Serentak dengan lidah menyebut satu-satu kalimah bacaan selama menunaikan sholat maka hendaklah dituruti sama oleh setiap anggota tujuh lapis jasad kita dan diri bathin kita, dan dengan itu juga maka wajiblah didengar oleh telinga bathin kita. Jangan sekali-kali menolehkan pendengaran telinga batin kita kepada setiap patah bacaan didalam sembahyang tersebut kearah yang lain.

 

  1. 5.     Merasai Nikmat Sembahyang

 

Jika kita mengamalkan petuah-petuah sholat dari para aulia ini, sebagaimana yang dijelaskan disini, maka kita akan menikmati kelezatan yang amat sangat, kalau bisa dikatakan di dunia ini selain daripada kenikmatan persetubuhan tiada lagi suatu nikmat yang lebih nikmat yang dirasakan oleh umat manusia, tetapi jika aku bandingkan dengan nikmat persetubuhan maka nikmat sholat ini adalah 100 kali lebih nikmat dari persetubuhan.

Bisa dibayangkan …..  Enaaak ….!! ….Enak ..!! Sebenarnya kelezatan ini tidak dapat dijelaskan dengan kata-kata. Tetapi hanya dapat dirasakan sendiri oleh mereka yang sampai kepada martabatnya.

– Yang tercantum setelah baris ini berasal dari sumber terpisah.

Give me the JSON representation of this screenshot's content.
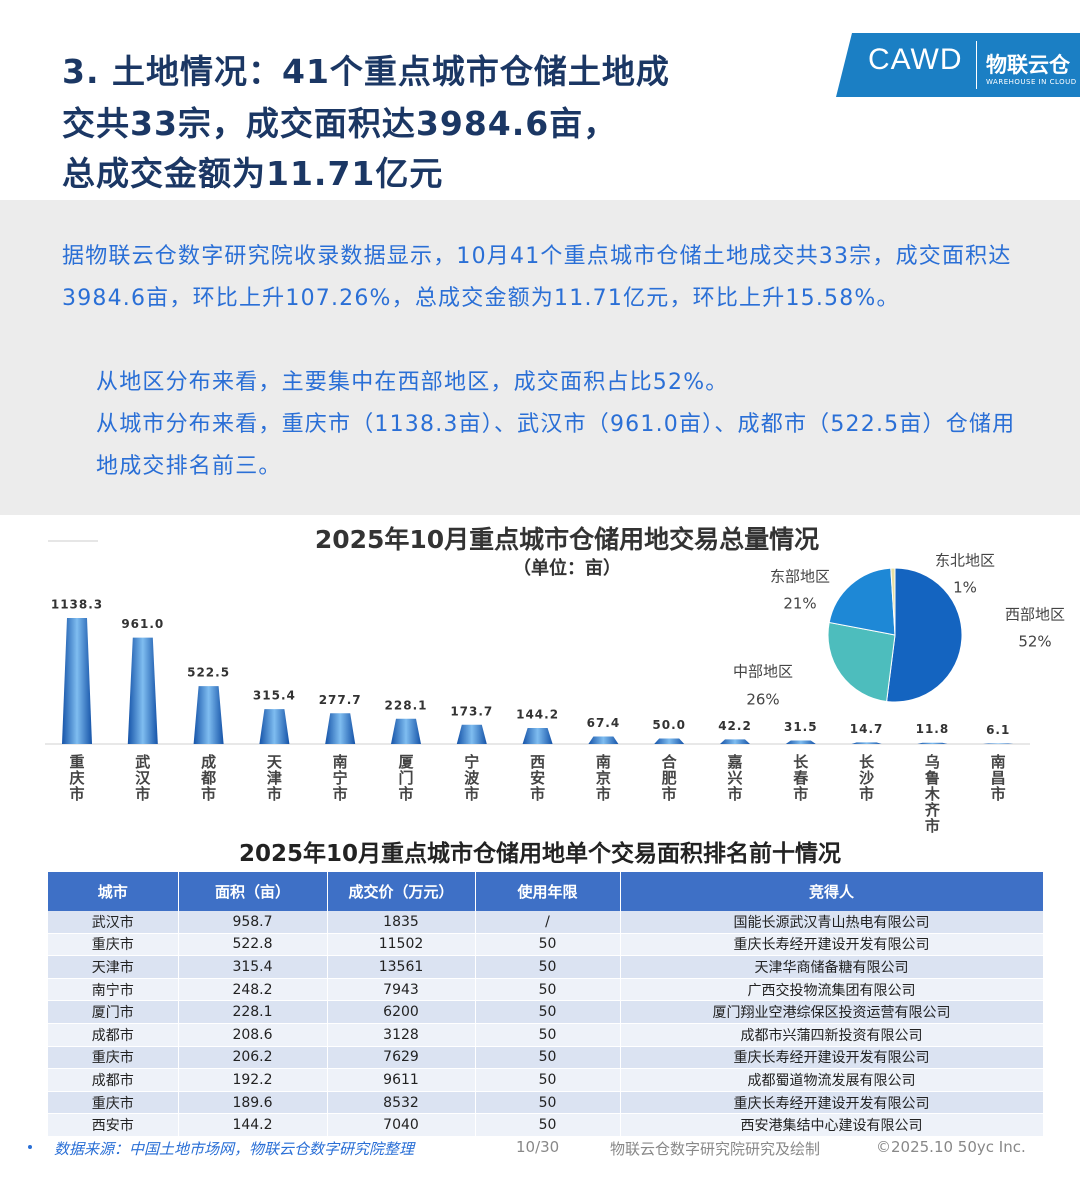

Inilah suatu kelezatan yang pernah dialami oleh Wali-wali Allah, para Ariffinbillah dan makrifat lagi mursyid. Dari kebanyakan  mereka yang sampai ke makam martabat sholat ini secara sebenar-benarnya maka orang yang bersangkutan bila saja dia akan menunaikan sholat maka belum habis  lagi di dalam takbiratullihram, tubuh jasadnya itu telah gaib dan tidak dapat di lihat lagi oleh mata zahir manusia dan tidak dapat di rasai bila di sentuh oleh anggota zahir orang lain. Dengan lain perkataan orang yang sampai ke martabat ini bila saja takbir di dalam sholat, tentu gaib, dan akan kembali lagi setelah dia selesai salam dalam sholatnya.

Alangkah berbahagiannya jika kita dapat merasai sendiri kelezatan tersebut. Maka di sinilah timbulnya khusyuk dan Tawwadu’.

Dengan demikian tunaikanlah sholat yang benar sehingga kita mengalami sendiri nikmatnya.